Details emerge of ‘terrorism suspect’ arrest during armed raid in China

Man held after paramilitary police operation on Hainan island, but little information given in state media about his identity or alleged crimes

PUBLISHED : Monday, 17 April, 2017, 5:48pm
UPDATED : Monday, 17 April, 2017, 5:48pm

Chinese state media have released rare details about the arrest in an armed raid of a suspected terrorist accused by the authorities of organising terrorism operations overseas.

The suspect was said to have led over a hundred followers in Turkey, according to Chinese state television.

The man was arrested as part of a special forces operation in Hainan province after a number of wanted suspects were found hiding in the city of Sanya waiting to flee China, the state broadcaster reported late on Sunday.

The report did not mention the ethnicity of the suspects, but the arrests took place in December 2014 at a time when many Uygur Muslims from the restive Xinjiang region were leaving the mainland to join Islamic State in Syria and Iraq.

The name of the main terrorism suspect was also not given, but he was said to be the leader of a group of militants, according to the report.

“When he was in Turkey, he had a team of more than 100 people under his command.
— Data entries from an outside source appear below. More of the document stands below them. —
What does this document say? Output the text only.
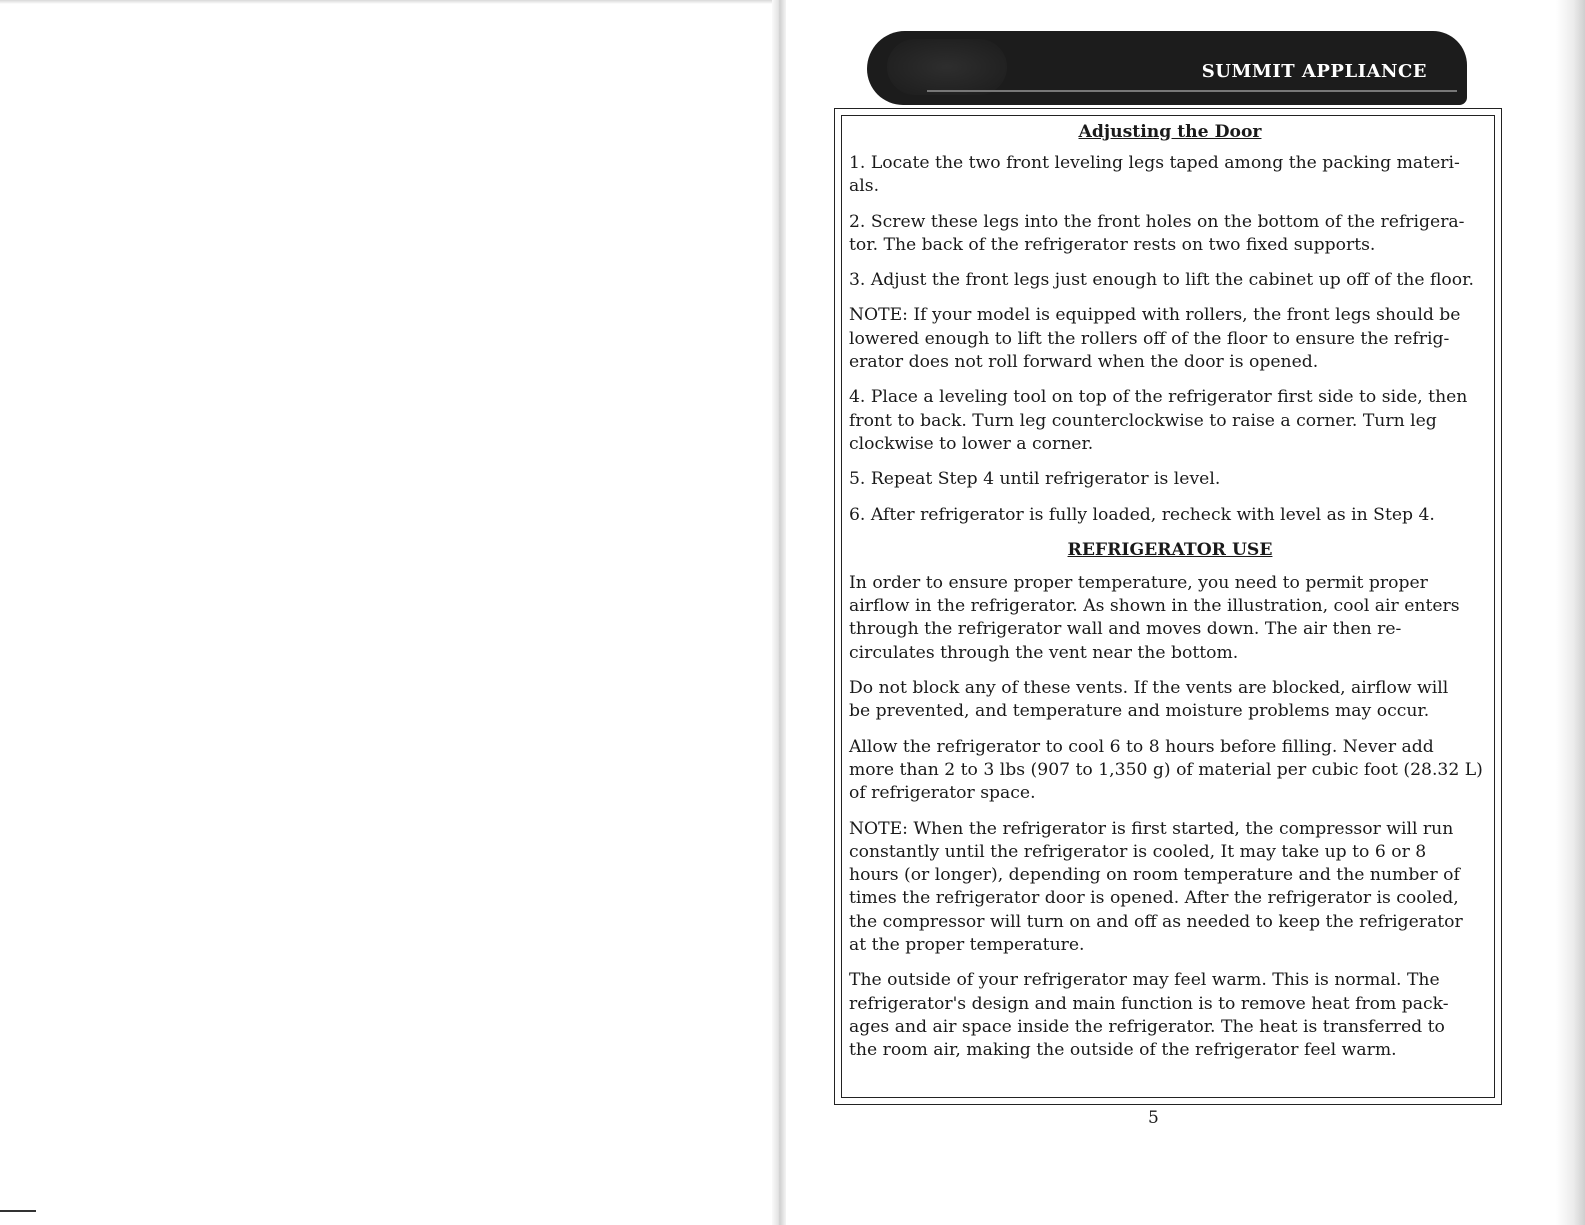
SUMMIT APPLIANCE
Adjusting the Door

1. Locate the two front leveling legs taped among the packing materi-
als.

2. Screw these legs into the front holes on the bottom of the refrigera-
tor. The back of the refrigerator rests on two fixed supports.

3. Adjust the front legs just enough to lift the cabinet up off of the floor.

NOTE: If your model is equipped with rollers, the front legs should be
lowered enough to lift the rollers off of the floor to ensure the refrig-
erator does not roll forward when the door is opened.

4. Place a leveling tool on top of the refrigerator first side to side, then
front to back. Turn leg counterclockwise to raise a corner. Turn leg
clockwise to lower a corner.

5. Repeat Step 4 until refrigerator is level.

6. After refrigerator is fully loaded, recheck with level as in Step 4.

REFRIGERATOR USE

In order to ensure proper temperature, you need to permit proper
airflow in the refrigerator. As shown in the illustration, cool air enters
through the refrigerator wall and moves down. The air then re-
circulates through the vent near the bottom.

Do not block any of these vents. If the vents are blocked, airflow will
be prevented, and temperature and moisture problems may occur.

Allow the refrigerator to cool 6 to 8 hours before filling. Never add
more than 2 to 3 lbs (907 to 1,350 g) of material per cubic foot (28.32 L)
of refrigerator space.

NOTE: When the refrigerator is first started, the compressor will run
constantly until the refrigerator is cooled, It may take up to 6 or 8
hours (or longer), depending on room temperature and the number of
times the refrigerator door is opened. After the refrigerator is cooled,
the compressor will turn on and off as needed to keep the refrigerator
at the proper temperature.

The outside of your refrigerator may feel warm. This is normal. The
refrigerator's design and main function is to remove heat from pack-
ages and air space inside the refrigerator. The heat is transferred to
the room air, making the outside of the refrigerator feel warm.

5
He himself was an organiser,” Wu Tengfei, a member of the anti-terror squad which carried out the arrest, told state television.

Video footage showed a team of Hainan anti-terror paramilitary police officers carrying guns and wearing helmets and bulletproof vests entering a residential building.

The officers are shown storming into an apartment and swiftly pressing a couple of men to the floor with their guns.

The three suspects had fled to Hainan from southwestern Yunnan province with their families, according to news reports on the island at the time of the arrests. The original reports said they were wanted by the Public Security Bureau, but did not mention they were terrorist suspects.

China is concerned that a growing number of Uygurs have gone to Syria and Iraq to receive terrorist training through Southeast Asia and Turkey after leaving the country illegally through its southern borders.

Islamic State released a video in February showing Uygur fighters training in Iraq and vowing to plant their flag in China and let blood “flow in rivers”.

Rights groups say Uygurs who have left Xinjiang were fleeing ethnic violence that has killed hundreds in recent years.

They are also fleeing due to repression of Uygurs’ language, religion and culture, according to rights groups, allegations Beijing strongly denies.

Thailand deported 109 Uygurs back to China in July 2015 at the request of Beijing, who said they were on their way to Syria and Iraq to carry out jihad, or holy war.

The move was condemned by the United States and rights groups and sparked protests outside the Thai embassy in Turkey, home to a large Uygur diaspora.

Thailand said it did not return all Uygurs held in detention camps back to China, despite its lobbying. The Thai authorities said 170 Uygurs who were found to be Turkish citizens were sent to Turkey.

More than 800 people were stopped trying to illegally cross from China into Vietnam in 2014.

Most were Uygurs attempting to get to jihadi training camps, according to Chinese state media.